Anomaly Detection: concepts, techniques, and Thingworx support
Anomaly Detection (also known as Outlier Detection) is a set of techniques that identify unusual occurrences in data. The premise is that such occurrences may be early indicators of future negative events (e.g. failure of assets or production lines). Data Science algorithms for Anomaly Detection include both Supervised and Unsupervised methods. In Unsupervised Anomaly Detection, the algorithms make the assumption that most of the data points are "normal" (e.g. normal operation of the asset) and are looking for data points that are most dissimilar to the remainder of the dataset. Supervised Anomaly Detection requires a labeled set of Anomalies, in which case predictive algorithms can be applied directly on this data.
Thingworx employs a number of algorithms in support of Anomaly Detection:
Simple threshold alerts. These are easy to setup on Thing properties but require a domain expert to provide such thresholds. Then, the alert will automatically fire when the value of the monitored property goes outside the predefined range of values, often seen as the "bad" side of the threshold.
Statistical Process Control (SPC). This can be implemented using Thingworx Analytics Property Transforms. Most companies use a subset of SPC charts and rules to monitor production processes. Examples include the X Bar and R charts, as well as the Western Electric rules (e.g. one point outside the average +/- three sigma range). Explainable and widely accepted, SPC can also provide an earlier warning system compared to simple threshold alerts, in that it captures more complex patterns.
Clustering. Using Thingworx Analytics, one can build an optimal clustering for the available data points. Under the assumption that data is representative of mostly normal operation and that there is not a significant pre-defined pattern of anomalies that form their own cluster, one can identify outliers by looking at the distance between points and their corresponding cluster centers. Points that are very far from their corresponding cluster center can be labeled as anomalies.
Semi-supervised Anomaly Alerting (formerly known as ThingWatcher). This functionality identifies single property time series behavior that is statistically different than what was seen in a finite window of “known normal operation”. As such, it does not identify a “bad” event, or even a precursor to a “bad” event. Rather, it points the end user to further investigate a situation which may lead to a “bad” event. Anomaly Alerts can be easily setup like any other Alert on a Thing property. Multiple Anomaly Alerts can be setup on the same or different properties of a Thing. Behind the scenes, the platform builds a time series neural network model for the known normal operation data, which is then applied to incoming data, and, if the errors are significantly different than those on known normal operation over a period of time, then an Anomaly Alert is produced.

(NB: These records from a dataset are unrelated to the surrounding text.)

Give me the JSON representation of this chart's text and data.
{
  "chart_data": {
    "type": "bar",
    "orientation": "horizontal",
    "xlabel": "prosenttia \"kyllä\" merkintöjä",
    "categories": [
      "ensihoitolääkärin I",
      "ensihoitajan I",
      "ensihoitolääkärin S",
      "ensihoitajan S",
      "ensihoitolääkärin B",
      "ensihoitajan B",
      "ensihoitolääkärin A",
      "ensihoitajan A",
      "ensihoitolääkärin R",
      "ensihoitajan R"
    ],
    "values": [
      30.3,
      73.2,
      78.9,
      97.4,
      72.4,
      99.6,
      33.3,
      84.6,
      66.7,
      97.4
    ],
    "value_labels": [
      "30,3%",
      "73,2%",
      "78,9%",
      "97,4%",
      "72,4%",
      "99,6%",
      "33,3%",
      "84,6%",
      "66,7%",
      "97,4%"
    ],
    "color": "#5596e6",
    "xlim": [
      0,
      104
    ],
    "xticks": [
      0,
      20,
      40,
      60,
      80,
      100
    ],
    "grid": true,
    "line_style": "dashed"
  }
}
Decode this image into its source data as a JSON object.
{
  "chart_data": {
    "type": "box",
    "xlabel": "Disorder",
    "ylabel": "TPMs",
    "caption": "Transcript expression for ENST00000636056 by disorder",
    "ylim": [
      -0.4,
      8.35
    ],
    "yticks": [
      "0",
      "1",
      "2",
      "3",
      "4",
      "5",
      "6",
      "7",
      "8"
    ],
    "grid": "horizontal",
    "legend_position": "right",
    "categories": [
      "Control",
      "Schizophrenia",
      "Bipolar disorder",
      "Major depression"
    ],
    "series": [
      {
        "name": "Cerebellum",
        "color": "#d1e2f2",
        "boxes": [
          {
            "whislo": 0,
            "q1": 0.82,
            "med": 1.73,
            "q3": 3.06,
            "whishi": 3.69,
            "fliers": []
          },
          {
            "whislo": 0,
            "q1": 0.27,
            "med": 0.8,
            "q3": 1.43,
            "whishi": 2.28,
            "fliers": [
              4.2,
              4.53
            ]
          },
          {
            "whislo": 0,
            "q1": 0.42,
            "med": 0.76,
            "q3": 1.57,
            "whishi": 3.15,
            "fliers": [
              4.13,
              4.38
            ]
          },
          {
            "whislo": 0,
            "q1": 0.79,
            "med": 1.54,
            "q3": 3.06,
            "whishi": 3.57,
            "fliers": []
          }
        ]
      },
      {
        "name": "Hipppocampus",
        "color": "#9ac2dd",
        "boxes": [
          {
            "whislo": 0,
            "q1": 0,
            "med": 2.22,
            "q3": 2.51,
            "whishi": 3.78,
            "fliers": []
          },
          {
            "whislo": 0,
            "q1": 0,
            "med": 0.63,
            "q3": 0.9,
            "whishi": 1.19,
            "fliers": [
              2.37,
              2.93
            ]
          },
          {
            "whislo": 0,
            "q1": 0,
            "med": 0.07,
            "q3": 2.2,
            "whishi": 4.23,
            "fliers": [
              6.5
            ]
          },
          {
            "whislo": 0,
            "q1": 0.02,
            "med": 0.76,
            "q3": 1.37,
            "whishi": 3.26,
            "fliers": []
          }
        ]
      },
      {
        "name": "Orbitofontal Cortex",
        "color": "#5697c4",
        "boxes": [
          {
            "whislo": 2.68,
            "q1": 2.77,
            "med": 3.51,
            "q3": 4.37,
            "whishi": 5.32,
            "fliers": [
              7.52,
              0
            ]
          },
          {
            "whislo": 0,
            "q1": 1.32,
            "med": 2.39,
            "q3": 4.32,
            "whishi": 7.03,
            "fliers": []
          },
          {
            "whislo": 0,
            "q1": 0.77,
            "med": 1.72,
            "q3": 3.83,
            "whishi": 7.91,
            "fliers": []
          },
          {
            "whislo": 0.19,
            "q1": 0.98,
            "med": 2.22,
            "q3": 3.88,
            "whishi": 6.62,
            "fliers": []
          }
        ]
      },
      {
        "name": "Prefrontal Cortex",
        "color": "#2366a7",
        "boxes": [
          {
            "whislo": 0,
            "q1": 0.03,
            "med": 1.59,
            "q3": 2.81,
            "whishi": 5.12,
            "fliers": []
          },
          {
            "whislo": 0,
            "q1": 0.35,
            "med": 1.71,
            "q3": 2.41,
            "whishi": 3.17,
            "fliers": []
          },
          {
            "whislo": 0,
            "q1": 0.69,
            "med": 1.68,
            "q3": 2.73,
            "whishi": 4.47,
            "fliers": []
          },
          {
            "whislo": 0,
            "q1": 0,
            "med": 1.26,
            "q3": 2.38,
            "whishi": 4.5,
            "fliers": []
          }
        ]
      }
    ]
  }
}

The techniques mentioned above are either unsupervised or semi-supervised. If the dataset contains labeled anomalies (e.g. asset faults, or suspicious patterns) then supervised predictive techniques (such as regression, decision trees, neural nets, or ensemble methods) are available to model the relationships between such anomalies (dependent variables) and various variables of interest (independent variables). These models can then be employed to monitor assets or production lines for upcoming anomalies. In many real-world use cases, anomalies are relatively rare; care needs to be taken when building such predictive models. Techniques such as up-sampling can prove beneficial in such situations.
What constitutes an Anomaly depends on the observed data and the current context. If only few data points are initially available, then it is possible that a lot of future data is predicted as an Anomaly, despite being normal operation. Also, in terms of context, if an Anomaly Detection is trained on a connected product in the Winter, it is likely to say all Summer operation is anomalous. This can be tackled by having multiple anomaly detection alerts implemented, one for each different context of operation (e.g. season, recipe being manufactured, operation done by a robot).
Another consideration is lead time vs explainability. For example, when a threshold alert fires, it is obvious why, but it may not be early enough to take action. As more advanced methods are employed, more complex patterns can be captured, hence more lead time, but typically at the expense of explainability. For example, semi supervised Anomaly Alerting (formerly known as ThingWatcher) uses time windows, aggregations, and derivatives of up to the third order, resulting in significantly less explainability when an Anomaly is presented to the end user.
Choosing the appropriate Anomaly Detection technique is use case dependent, balancing the desired lead time and explainability. If historical data on failures/anomalies is not available, a good place to start is Statistical Process Control, as it provides a balanced approach between the two dimensions, in addition to being already in use across many manufacturing companies.